詩の在り方、生き方
新年あけましておめでとうございます。
今年もどうぞよろしくお願い致します。
昨年暮れ頃には、思いがけないことがありました。
第11回詩と思想新人賞(受賞は渡辺めぐみさん。おめでとうございます)の候補作品に「シンプル生活」を挙げていただいたことです。
ちいさな出来事かもしれませんが、私にとっては自分の行くべき方向が認められたようで、とても嬉しく思いました。
2003年は、どんな年になるのでしょう。
さて、このお正月休みには詩の独立性について考えていました。
というのも、昨年秋に世田谷文学館で催されていた「西脇順三郎展」に出掛けた折、展示を見終えた私は、
実はこの詩人の人となりについて何も知らなかったという自分に、ただ驚いていたということがありました。
彼がどんな家に生まれ、何を考え、好んでいたかという少し調べればすぐにわかりそうなことさえ、です。
「旅人かへらず」を生み出した彼を私はその詩を知ってもう何年も素晴らしいと思っている。
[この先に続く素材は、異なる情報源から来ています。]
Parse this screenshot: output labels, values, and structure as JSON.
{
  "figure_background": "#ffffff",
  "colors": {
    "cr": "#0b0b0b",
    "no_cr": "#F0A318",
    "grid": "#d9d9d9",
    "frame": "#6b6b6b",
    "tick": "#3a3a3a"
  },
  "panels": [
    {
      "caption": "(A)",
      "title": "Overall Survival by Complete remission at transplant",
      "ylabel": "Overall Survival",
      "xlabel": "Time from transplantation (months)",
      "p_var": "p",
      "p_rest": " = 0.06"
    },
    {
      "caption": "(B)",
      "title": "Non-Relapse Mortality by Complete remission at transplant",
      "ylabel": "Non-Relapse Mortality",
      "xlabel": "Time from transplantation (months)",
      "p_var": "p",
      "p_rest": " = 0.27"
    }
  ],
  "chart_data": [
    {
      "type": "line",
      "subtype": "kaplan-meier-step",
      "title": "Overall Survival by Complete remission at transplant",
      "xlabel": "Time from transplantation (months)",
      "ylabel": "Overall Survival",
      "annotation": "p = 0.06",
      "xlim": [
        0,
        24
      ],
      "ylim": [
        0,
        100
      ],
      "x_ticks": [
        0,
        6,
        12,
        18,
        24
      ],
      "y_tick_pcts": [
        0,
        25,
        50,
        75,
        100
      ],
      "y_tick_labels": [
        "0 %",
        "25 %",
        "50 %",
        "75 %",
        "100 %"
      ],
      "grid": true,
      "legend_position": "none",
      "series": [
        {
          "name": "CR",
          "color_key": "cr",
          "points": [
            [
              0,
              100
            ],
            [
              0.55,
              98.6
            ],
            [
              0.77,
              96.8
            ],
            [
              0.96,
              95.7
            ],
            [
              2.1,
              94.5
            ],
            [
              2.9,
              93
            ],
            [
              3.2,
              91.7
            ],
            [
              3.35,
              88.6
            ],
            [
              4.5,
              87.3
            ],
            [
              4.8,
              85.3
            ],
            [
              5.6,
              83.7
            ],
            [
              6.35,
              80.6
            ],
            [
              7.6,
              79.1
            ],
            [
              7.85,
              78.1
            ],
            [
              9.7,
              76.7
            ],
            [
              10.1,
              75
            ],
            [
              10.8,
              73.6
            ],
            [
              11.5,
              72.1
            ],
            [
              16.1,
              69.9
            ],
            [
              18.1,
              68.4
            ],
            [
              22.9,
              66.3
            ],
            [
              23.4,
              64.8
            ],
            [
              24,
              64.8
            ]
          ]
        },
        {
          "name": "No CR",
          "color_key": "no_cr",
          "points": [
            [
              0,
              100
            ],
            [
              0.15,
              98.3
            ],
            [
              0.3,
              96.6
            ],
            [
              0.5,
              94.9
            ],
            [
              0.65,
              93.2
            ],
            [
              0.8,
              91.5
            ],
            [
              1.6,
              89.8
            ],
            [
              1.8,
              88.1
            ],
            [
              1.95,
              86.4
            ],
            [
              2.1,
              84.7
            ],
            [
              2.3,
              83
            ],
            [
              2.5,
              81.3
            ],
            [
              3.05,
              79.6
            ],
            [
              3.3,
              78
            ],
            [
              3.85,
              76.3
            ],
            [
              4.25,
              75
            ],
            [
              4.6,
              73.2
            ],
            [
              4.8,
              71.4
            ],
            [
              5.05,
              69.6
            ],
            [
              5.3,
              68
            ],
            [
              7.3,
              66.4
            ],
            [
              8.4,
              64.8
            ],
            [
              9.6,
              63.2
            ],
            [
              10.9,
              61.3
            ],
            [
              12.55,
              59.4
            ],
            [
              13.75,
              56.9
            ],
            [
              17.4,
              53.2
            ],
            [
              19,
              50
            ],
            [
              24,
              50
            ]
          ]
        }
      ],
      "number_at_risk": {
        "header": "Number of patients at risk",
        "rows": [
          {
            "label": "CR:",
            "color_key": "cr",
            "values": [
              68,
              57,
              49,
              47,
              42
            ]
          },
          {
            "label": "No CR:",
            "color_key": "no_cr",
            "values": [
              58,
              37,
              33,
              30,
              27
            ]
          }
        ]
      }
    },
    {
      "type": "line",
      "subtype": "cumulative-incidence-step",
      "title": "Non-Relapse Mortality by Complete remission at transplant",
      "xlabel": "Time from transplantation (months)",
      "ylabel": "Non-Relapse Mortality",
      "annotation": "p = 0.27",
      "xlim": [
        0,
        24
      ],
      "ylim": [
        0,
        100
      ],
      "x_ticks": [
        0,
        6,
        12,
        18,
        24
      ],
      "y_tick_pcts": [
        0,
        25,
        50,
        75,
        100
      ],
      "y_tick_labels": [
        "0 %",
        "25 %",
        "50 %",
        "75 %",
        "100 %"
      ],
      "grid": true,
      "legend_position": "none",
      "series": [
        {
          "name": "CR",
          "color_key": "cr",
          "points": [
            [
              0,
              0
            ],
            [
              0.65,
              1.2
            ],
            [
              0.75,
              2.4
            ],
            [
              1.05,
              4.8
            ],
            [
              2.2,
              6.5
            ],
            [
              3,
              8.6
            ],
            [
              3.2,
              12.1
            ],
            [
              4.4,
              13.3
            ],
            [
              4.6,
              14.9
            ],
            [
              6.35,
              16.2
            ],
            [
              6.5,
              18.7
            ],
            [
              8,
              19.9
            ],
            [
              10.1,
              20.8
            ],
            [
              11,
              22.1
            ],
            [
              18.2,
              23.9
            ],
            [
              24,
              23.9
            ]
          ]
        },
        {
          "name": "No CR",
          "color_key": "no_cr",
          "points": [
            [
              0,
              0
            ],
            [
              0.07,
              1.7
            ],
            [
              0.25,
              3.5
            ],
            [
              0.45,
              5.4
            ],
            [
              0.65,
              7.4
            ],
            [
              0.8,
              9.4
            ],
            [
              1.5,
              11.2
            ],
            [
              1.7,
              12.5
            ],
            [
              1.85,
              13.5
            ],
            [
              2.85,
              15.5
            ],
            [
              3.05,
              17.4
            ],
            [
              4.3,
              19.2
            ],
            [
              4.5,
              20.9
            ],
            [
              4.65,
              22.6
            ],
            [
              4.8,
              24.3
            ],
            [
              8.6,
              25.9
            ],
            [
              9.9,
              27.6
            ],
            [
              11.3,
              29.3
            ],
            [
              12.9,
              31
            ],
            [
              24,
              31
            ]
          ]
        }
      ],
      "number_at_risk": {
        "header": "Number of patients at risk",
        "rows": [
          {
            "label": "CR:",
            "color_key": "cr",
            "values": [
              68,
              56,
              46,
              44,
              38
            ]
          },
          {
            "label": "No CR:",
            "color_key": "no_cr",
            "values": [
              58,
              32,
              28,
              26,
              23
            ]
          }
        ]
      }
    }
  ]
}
それなのに、なぜ何も知らないでいたのか、というよりなぜ、この詩人について何も知ろうとしなかったのか。
例えば、立原道造の詩を初めて読んだときは、彼について知りたくて仕方がなかった。
その名の付く本は手当たり次第、頁をめくっていました。
けれど、この詩人の場合、私の手元にあったのは講談社文芸文庫と岩波文庫の詩集ぐらい。
(今では少し増えましたが)しかも後者の表紙に詩人が描いた絵がプリントされていたにも関わらず、
私は彼が絵を描いていたことも知らなかったし、あんなにも美しい青(何とかことばにするなら、
ガラスの青、くすんだ緑のような青、ヨーロッパ的なギリシャ的な青、でしょうか)を生み出す人とは全く知りませんでした。
では私にとって西脇順三郎とは何か。
そう、考えてみれば私にとってこの詩人は「旅人かへらず」の作者にすぎなかったのです。
と書いてしまうと誤解を招くかもしれませんが、私にとって「旅人かへらず」は最高の詩に位置します。
何度読んでもどこを読んでも涙がこぼれそうになる。言ってしまえば完璧な詩です。
それがそこにあるだけで充分な詩。
まるでその詩がひとりでに生まれてきたかのように思わせ、それを書いたなどという人間が本当にいたのかと思うぐらい独立した詩。
作者である詩人の人間像を必要としないほどに自立し、確立した詩。
だからこそだったのです。立原道造の中に詩人の真理を求めていた私は、西脇順三郎ではなく、
「旅人かへらず」の中に詩の真理を求めていたのです…。結局違いはそこにありました。
おかげで人間の内部での詩の在り方(生き方)も様々と納得するに至りました。
けれど果たしてこれから先、私が送り出す詩のひとつでも私から独立し、詩の真理に近づけるのであれば、
それこそがやはり、詩人の本望というものでしょう。